时间:2012年6月11日(周一)3:30pm
地点:教三326会议室
题目:Few-cycle laser optics in astro-combs
Abstract:
A successful method for identifying Earth-like planets in other star system is the radial velocity (RV) technique, which exploits small, periodic Doppler shifts in the spectrum of a target star to infer the existence of an orbiting planet and determine its characteristics. Utilizing the RV method to find Earth-like planets requiresan extremely high degree of wavelength calibration precision of astrophysical spectrographs. Because laser frequency combs provide a broad spectrum of highly stable and precisely known optical frequencies, they are an ideal calibration tool for astrophysical spectrographs (“astro-combs”) to achieve an increased accuracy and long-term stability.The current focus is on developing astro-combs in the visible wavelength range (i.e., 400-700 nm) for which broadband mode-locked lasers are not available. Besides providing the largest photon flux from a Sun-like star, this wavelength region is rich with high-quality spectral features and hence most suitable for the RV method. This talk will discuss three key ultrafast laser technologies in implementinga broadband visible-wavelength astro-comb: (1) high repetition-rate femtosecond lasers, (2) dispersion-managed, fiber-optic Cherenkov radiation for green-to-red source-comb generation, and (3) complementary chirped-mirror pairs for constructing broadband Fabry-Perot filtering cavities. The resulting astro-comb will be used to calibrate HARPS-N (High Accuracy Radial velocity Planet Searcher/North) spectrograph to support the search for earth-sized rocky exoplanets.
Brief Biography:
Guoqing Chang graduated with a Ph.D. degree in Electrical Engineering from the Center for Ultrafast Optical Science at the University of Michigan. After staying at the University of Michigan as a postdoctoral research fellow for about one year, he joined the Research Laboratory of Electronics at Massachusetts Institute of Technology as a postdoctoral research associate. In August 2012, he will move to the Center for free electron laser (CFEL) at Hamburg (Germany) as the group leader for ultrafast fiber optics group under the ultrafast optics and X-Rays division.

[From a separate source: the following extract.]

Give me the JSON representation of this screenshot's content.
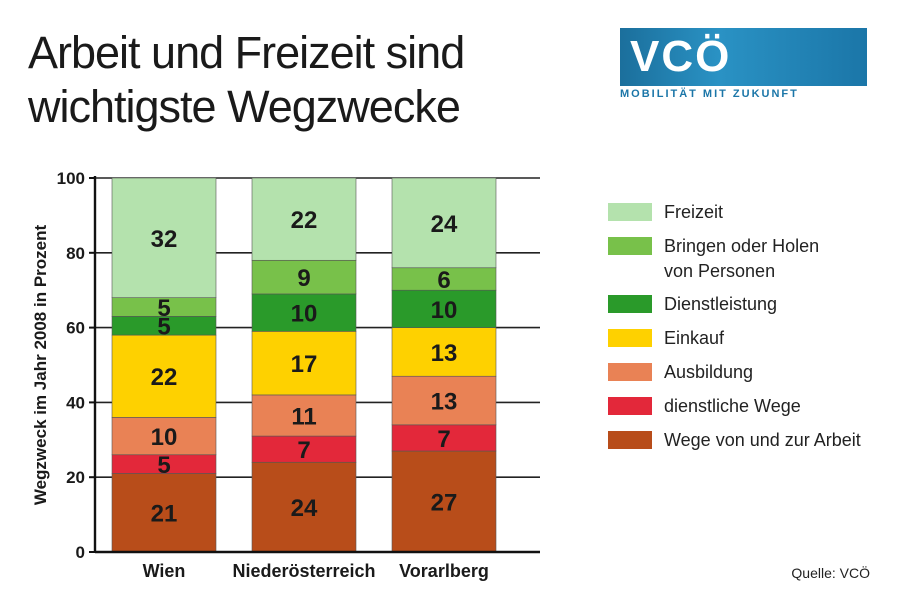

His research has focused on high-power ultrafast fiber lasers (e.g., laser device, oscillator, amplifier, etc.), ultrafast nonlinear optics (e.g., high-power terahertz generation, fiber-optic Cherenkov radiation, single-cycle pulse compression, parabolic similaritons), and femtosecond frequency combs for precision calibration of astronomical spectrographs. At CFEL, his research group will continue pushing the limits of ultrafast laser technologies and apply them to explore broader topics, such as laboratory-based EUV/X-ray source, laser electron acceleration, mid-IR frequency combs for spectroscopy, cavity enhanced ultrafast nonlinear optics.